As [class.friend]/5 says :
When a friend declaration refers to an overloaded name or operator, only the function specified by the parameter types becomes a friend. A member function of a class X can be a friend of a class Y.
In your specific case :
#include <iostream>
#include <vector>
struct Screen;
class Window_mgr
{
public:
Window_mgr();
using ScreenIndex = std::vector<Screen>::size_type;
void clear(ScreenIndex);
private:
std::vector<Screen> screens;
};
class Screen
{
friend void Window_mgr::clear(ScreenIndex);
public:
using pos = std::string::size_type;
Screen(pos ht, pos wd, char c) : height(ht), width(wd), contents(ht * wd, c) { }
private:
pos height = 0, width = 0;
std::string contents;
};
Window_mgr::Window_mgr():
screens{1, Screen(24, 80, ' ') }
{
}
void Window_mgr::clear(ScreenIndex i)
{
Screen &s = screens[i];
s.contents = std::string(s.height * s.width, ' ');
}
int main()
{
Window_mgr w;
w.clear(0);
}
Take a note that it is not possible to solve that exercise, because Window_mgr has a member variable of std::vector which argument is an incomplete type. It will work on most compilers (see here why), but the standard prohibits it.

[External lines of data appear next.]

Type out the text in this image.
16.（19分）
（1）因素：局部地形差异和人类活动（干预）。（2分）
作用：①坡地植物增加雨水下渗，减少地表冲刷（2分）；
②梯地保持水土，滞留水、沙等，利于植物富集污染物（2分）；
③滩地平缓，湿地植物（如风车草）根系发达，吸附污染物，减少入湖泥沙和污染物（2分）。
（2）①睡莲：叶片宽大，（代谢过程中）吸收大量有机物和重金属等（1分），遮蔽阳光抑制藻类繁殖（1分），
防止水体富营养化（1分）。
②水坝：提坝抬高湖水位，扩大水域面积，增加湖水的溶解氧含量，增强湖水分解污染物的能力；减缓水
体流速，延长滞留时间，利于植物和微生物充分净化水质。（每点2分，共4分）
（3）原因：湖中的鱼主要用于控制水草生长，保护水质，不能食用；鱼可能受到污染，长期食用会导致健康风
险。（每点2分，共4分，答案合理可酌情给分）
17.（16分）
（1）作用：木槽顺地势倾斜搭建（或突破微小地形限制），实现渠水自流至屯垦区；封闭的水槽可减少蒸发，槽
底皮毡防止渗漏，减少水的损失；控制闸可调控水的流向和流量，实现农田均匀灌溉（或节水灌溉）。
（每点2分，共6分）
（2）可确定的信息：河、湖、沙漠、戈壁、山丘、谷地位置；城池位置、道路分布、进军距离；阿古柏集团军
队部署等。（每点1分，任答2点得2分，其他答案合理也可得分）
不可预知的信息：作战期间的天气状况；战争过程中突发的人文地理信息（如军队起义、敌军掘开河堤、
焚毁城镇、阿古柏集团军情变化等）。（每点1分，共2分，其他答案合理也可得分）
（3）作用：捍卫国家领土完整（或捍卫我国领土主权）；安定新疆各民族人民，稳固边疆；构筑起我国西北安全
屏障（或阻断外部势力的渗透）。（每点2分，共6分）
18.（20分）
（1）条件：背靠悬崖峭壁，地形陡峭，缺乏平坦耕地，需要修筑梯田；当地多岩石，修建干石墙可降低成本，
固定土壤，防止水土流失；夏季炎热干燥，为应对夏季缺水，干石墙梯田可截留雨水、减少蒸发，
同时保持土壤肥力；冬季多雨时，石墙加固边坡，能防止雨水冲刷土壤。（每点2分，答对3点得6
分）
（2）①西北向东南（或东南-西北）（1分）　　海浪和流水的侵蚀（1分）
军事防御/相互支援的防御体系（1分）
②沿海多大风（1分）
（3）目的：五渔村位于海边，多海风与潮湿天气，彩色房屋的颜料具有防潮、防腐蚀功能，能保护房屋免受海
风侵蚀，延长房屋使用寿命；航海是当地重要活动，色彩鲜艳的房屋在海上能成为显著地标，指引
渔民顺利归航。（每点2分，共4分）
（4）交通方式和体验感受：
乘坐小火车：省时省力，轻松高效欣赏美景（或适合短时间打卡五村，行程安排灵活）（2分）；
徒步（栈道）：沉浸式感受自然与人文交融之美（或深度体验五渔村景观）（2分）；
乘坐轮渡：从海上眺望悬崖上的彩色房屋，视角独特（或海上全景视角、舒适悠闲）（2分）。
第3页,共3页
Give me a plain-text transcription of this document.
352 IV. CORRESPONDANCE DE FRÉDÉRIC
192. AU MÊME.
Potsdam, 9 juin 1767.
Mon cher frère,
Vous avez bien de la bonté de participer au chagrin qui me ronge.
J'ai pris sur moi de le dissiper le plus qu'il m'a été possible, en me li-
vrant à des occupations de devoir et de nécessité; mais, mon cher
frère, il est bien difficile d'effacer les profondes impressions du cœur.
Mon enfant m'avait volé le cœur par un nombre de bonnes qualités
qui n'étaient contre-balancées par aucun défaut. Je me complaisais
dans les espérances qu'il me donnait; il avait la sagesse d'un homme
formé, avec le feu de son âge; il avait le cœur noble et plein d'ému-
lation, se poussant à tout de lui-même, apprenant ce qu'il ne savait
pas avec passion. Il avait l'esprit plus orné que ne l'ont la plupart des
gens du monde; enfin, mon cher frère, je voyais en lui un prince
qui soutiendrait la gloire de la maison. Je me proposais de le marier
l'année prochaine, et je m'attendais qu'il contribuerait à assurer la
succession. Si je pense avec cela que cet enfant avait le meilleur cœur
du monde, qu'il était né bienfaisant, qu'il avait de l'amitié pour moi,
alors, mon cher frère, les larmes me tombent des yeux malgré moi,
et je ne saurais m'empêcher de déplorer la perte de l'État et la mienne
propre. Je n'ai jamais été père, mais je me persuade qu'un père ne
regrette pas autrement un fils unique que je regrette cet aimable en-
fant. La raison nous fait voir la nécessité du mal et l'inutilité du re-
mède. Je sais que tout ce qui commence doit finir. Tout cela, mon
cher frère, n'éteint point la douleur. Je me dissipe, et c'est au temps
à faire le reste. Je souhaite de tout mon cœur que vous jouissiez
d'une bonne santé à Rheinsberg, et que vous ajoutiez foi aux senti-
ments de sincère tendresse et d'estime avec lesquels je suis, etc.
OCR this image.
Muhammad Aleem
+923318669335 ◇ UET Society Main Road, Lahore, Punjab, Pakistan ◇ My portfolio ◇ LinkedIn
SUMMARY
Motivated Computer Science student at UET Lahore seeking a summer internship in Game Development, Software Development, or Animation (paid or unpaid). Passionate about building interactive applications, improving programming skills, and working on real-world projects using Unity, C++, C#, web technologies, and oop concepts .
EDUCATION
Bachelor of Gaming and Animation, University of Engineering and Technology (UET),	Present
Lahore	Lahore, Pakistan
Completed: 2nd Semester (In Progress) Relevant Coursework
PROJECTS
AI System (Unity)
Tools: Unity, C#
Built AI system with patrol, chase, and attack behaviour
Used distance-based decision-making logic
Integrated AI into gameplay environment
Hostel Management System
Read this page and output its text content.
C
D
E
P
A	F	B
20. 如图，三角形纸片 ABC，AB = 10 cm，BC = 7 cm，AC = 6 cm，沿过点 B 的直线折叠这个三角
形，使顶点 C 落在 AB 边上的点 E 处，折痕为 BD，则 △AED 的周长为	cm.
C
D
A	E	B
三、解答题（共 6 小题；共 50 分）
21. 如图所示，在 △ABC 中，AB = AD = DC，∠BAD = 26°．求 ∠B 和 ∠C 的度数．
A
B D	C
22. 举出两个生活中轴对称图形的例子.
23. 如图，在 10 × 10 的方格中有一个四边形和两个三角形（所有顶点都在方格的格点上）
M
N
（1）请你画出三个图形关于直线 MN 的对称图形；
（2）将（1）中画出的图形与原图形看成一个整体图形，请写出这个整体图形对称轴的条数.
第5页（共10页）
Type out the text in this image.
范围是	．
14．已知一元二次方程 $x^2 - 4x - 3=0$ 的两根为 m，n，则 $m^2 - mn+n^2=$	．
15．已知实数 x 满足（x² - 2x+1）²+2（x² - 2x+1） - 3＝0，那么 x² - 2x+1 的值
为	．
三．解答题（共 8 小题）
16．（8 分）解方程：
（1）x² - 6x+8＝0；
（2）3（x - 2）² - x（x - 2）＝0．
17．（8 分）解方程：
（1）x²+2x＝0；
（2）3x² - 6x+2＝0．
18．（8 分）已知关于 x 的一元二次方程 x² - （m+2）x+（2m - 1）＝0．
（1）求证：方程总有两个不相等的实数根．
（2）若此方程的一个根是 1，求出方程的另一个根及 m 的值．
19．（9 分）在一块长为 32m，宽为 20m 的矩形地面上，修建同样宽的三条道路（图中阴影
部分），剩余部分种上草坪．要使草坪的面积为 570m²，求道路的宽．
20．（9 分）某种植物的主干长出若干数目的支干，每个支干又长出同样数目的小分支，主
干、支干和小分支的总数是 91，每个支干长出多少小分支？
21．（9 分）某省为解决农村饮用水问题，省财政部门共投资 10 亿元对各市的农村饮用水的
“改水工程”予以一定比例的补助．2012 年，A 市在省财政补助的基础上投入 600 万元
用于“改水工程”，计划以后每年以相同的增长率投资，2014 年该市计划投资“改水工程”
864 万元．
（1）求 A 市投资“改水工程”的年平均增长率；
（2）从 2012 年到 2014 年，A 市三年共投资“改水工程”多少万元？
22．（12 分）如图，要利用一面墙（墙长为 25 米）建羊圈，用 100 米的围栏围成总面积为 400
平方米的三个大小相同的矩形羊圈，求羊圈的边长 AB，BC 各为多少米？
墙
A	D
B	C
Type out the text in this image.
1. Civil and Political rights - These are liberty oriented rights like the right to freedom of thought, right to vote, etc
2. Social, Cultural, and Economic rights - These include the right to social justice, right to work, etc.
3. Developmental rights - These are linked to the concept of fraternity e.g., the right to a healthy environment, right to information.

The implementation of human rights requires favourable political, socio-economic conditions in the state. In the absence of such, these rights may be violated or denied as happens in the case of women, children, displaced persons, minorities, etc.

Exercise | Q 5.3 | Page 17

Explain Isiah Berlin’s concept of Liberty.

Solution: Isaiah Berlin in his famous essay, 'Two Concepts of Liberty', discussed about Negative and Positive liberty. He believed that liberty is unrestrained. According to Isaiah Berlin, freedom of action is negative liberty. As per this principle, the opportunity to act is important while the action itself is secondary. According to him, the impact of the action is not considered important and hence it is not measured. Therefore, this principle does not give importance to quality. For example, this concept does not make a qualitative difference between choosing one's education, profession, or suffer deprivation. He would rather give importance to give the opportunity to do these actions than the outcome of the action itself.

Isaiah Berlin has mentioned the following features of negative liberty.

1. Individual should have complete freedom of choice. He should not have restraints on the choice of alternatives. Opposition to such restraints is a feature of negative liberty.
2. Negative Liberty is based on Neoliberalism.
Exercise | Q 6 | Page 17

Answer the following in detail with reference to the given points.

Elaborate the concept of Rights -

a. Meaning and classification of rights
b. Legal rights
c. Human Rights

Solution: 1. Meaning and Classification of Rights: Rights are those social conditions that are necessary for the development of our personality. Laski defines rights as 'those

This example demonstrates how to make a member function friend of a class :
#include <iostream>
struct A;
struct B
{
void bar( A& a, int l);
};
struct A
{
friend void B::bar(A&,int);
A():k(0){}
private:
void foo(int m);
int k;
};
void A::foo(int m)
{
std::cout<<"A::foo() changing from "<<k<<" to "<<m<<std::endl;
k=m;
}
void B::bar( A& a, int l)
{
std::cout<<"B::bar() changing to "<<l<<std::endl;
a.foo(l);
}
int main()
{
A a;
B b;
b.bar(a,11);
}